Despite forward_period() returning horizon, only the last horizon - 1 values are None. The window [t, t+h) is valid whenever t + h <= N, so the last valid bar is N - h, leaving h - 1 trailing None values.

  • Forward None. The last horizon - 1 values are None for both outputs.

  • None in inputs. Any None within the horizon window produces None for that bar in both outputs.

  • Constant x (Sxx = 0). If x is constant over the window, the slope is undefined. Both slope and R² are None.

  • Constant y (Syy = 0). If y is constant over the window, the slope is 0.0 (the regression is exact but flat). R² is None (variance is zero, so the coefficient of determination is undefined).

  • Stateless. run_research() has no internal state. Calling it twice with the same input always returns the same output.

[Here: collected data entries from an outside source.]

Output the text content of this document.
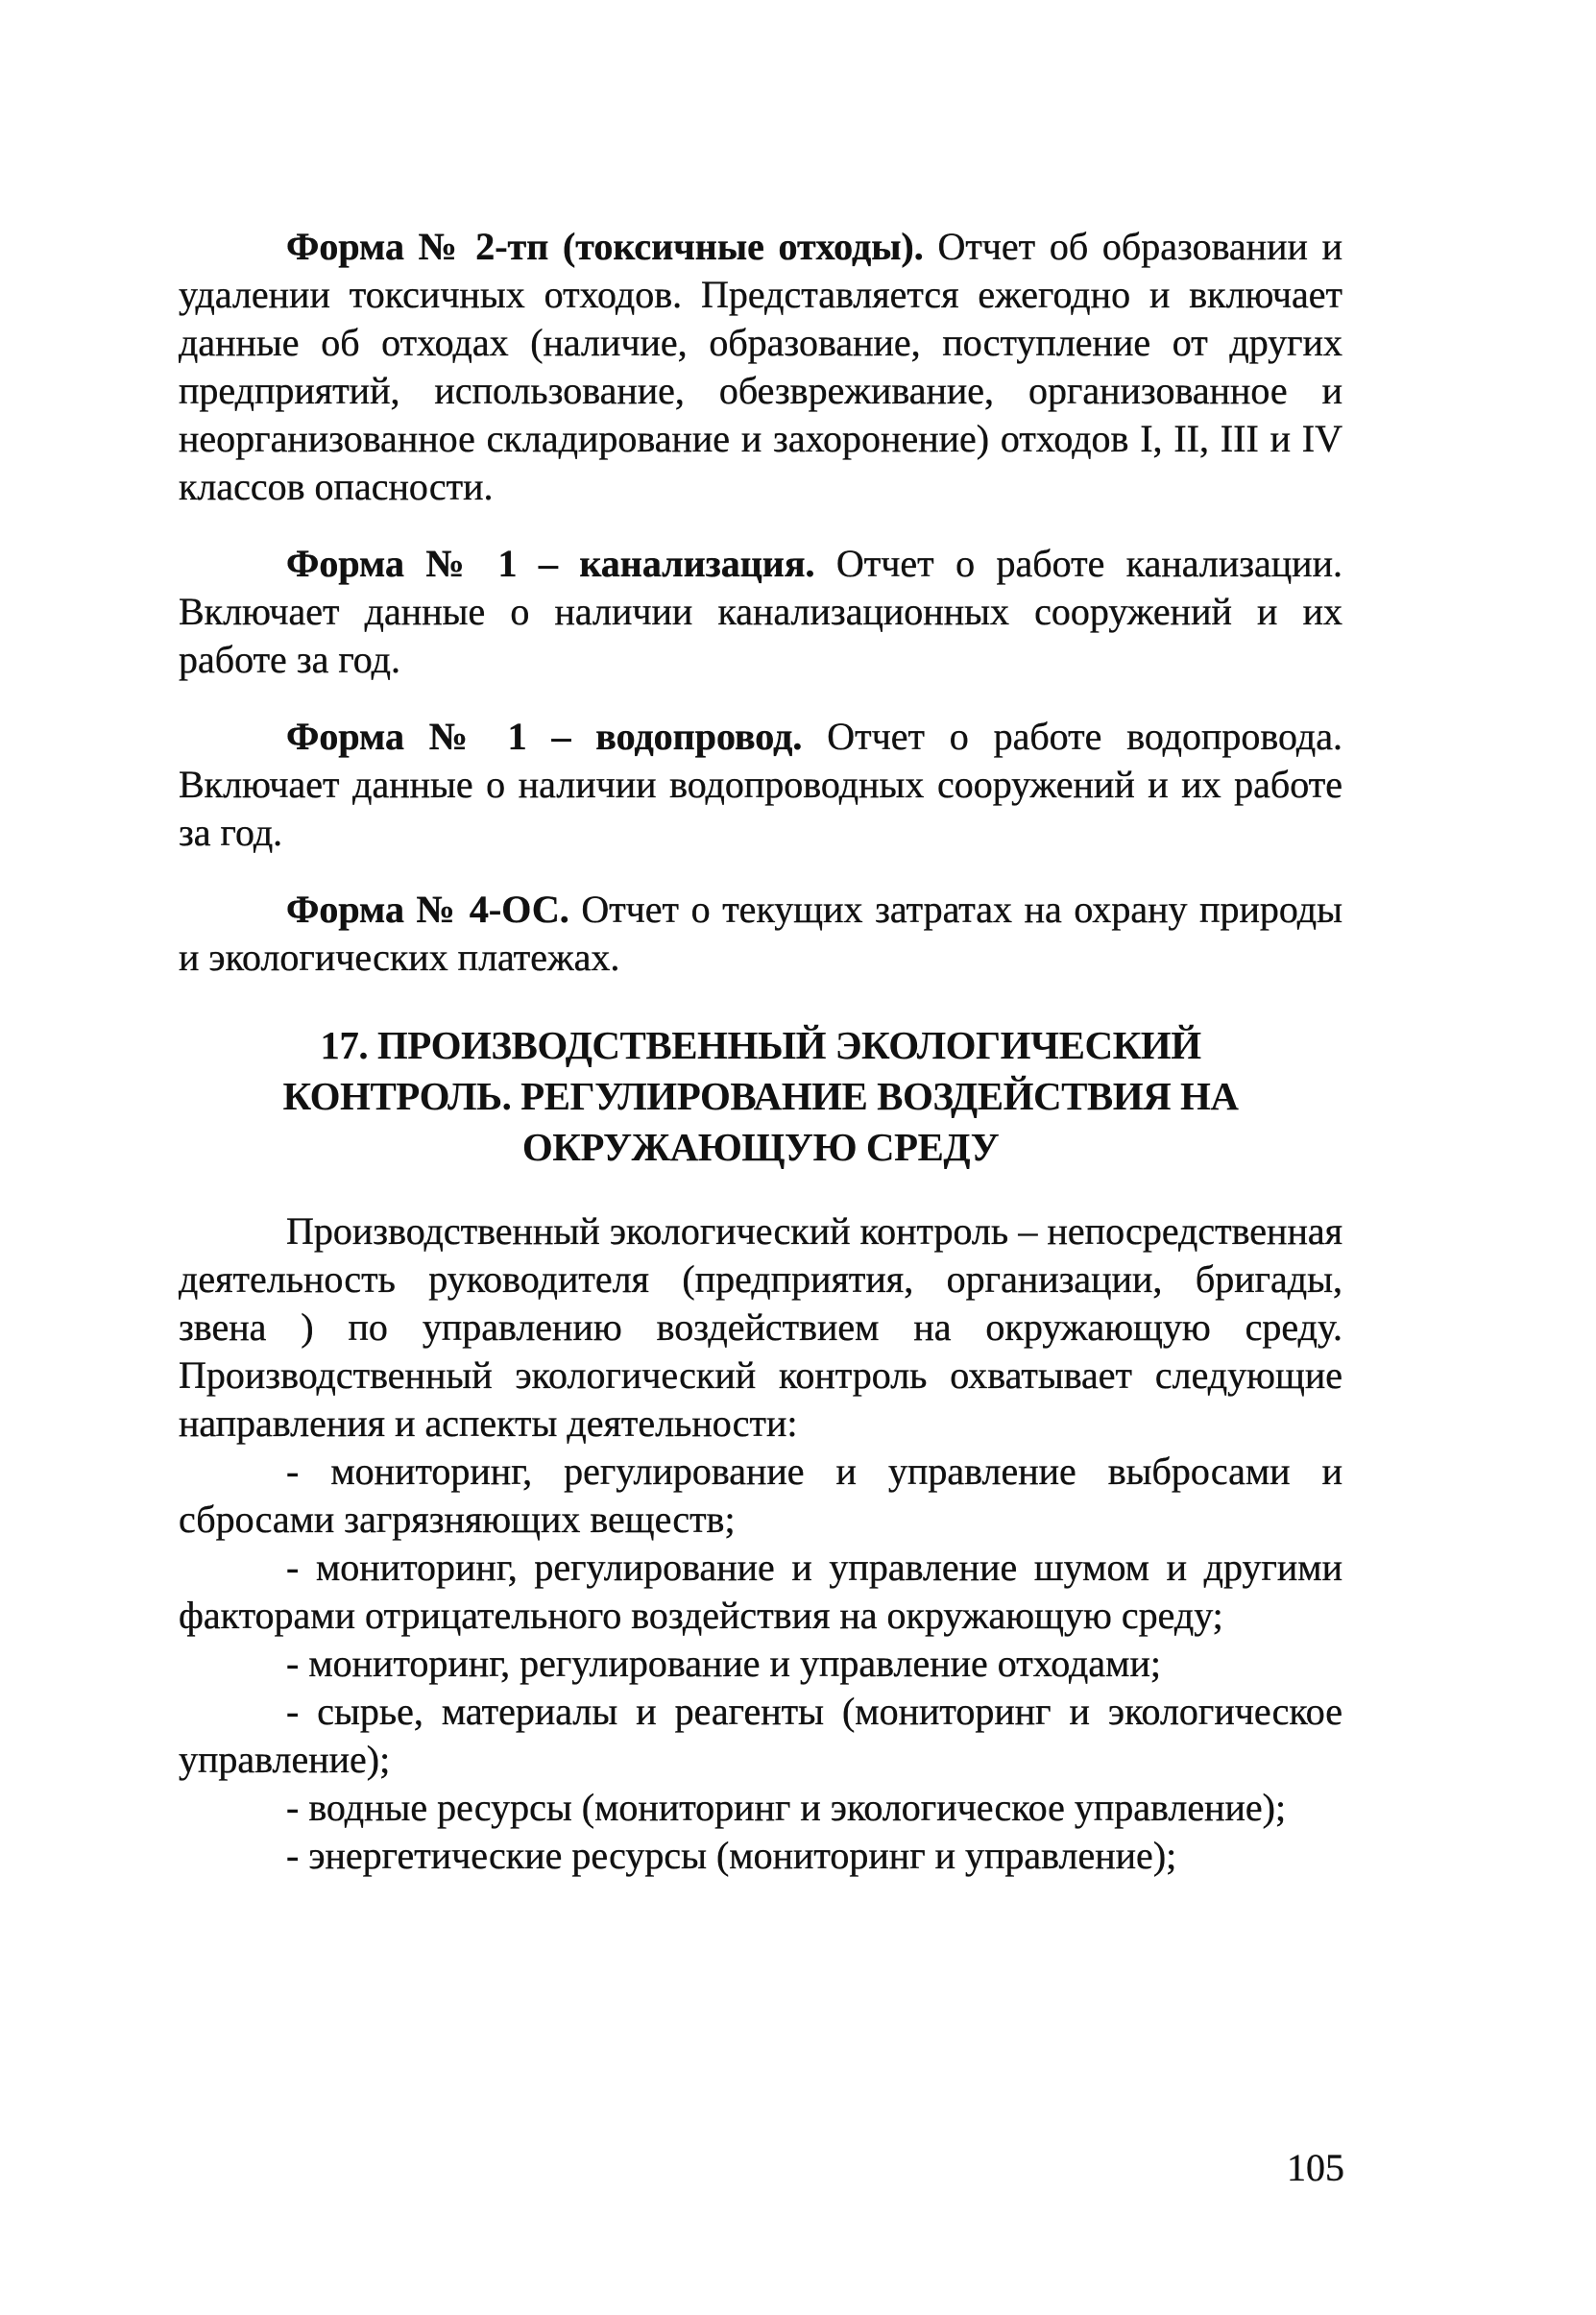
Форма № 2-тп (токсичные отходы). Отчет об образовании и удалении токсичных отходов. Представляется ежегодно и включает данные об отходах (наличие, образование, поступление от других предприятий, использование, обезвреживание, организованное и неорганизованное складирование и захоронение) отходов I, II, III и IV классов опасности.

Форма № 1 – канализация. Отчет о работе канализации. Включает данные о наличии канализационных сооружений и их работе за год.

Форма № 1 – водопровод. Отчет о работе водопровода. Включает данные о наличии водопроводных сооружений и их работе за год.

Форма № 4-ОС. Отчет о текущих затратах на охрану природы и экологических платежах.

17. ПРОИЗВОДСТВЕННЫЙ ЭКОЛОГИЧЕСКИЙ
КОНТРОЛЬ. РЕГУЛИРОВАНИЕ ВОЗДЕЙСТВИЯ НА
ОКРУЖАЮЩУЮ СРЕДУ

Производственный экологический контроль – непосредственная деятельность руководителя (предприятия, организации, бригады, звена ) по управлению воздействием на окружающую среду. Производственный экологический контроль охватывает следующие направления и аспекты деятельности:

- мониторинг, регулирование и управление выбросами и сбросами загрязняющих веществ;

- мониторинг, регулирование и управление шумом и другими факторами отрицательного воздействия на окружающую среду;

- мониторинг, регулирование и управление отходами;

- сырье, материалы и реагенты (мониторинг и экологическое управление);

- водные ресурсы (мониторинг и экологическое управление);

- энергетические ресурсы (мониторинг и управление);

105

  • Implementation. Two-pass computation per window: first pass computes means and validates inputs, second pass computes Sxx, Sxy, Syy. (O(N · h) total).

Situation Slope
t + horizon > N None None
Any None in window None None
Sxx = 0 (constant x) None None
Syy = 0 (constant y) 0.0 None
Normal case Sxy / Sxx Sxy² / (Sxx · Syy)
  • Label. Captures both the direction and quality of the future price move. A high slope with high R² means the price moved cleanly in one direction over the horizon. A high slope with low R² means the same net move happened noisily.

  • Two outputs. Slope and R² together make a richer label than return alone. A model can learn to distinguish clean trends from random walks without explicit regime labeling.

import numpy as np
import pandas as pd
from oryon.targets import FutureLinearSlope
from oryon import TargetPipeline
from oryon.adapters import run_targets_pipeline_pandas

t = FutureLinearSlope(
    inputs=["time_idx", "close"],
    horizon=3,
    outputs=["close_slope_3", "close_r2_3"],
)
tp = TargetPipeline(targets=[t], input_columns=["time_idx", "close"])

df = pd.DataFrame({
    "time_idx": [0.0, 1.0, 2.0, 3.0, 4.0],
    "close":    [100.0, 101.0, 103.0, 102.0, 105.0],
})
out = run_targets_pipeline_pandas(tp, df)
print(out)
#    close_slope_3  close_r2_3
# 0           1.50      0.9643
# 1           0.50      0.2500
# 2           1.00      0.4286
# 3            NaN         NaN
# 4            NaN         NaN

Bar 0: regresses y=[100, 101, 103] on x=[0, 1, 2]. Slope = 1.5, R² = 27/28 ≈ 0.9643. Bar 1: y=[101, 103, 102] on x=[1, 2, 3]. Slope = 0.5, R² = 0.25. Bars 3 and 4 are NaN (horizon - 1 = 2 trailing NaN values).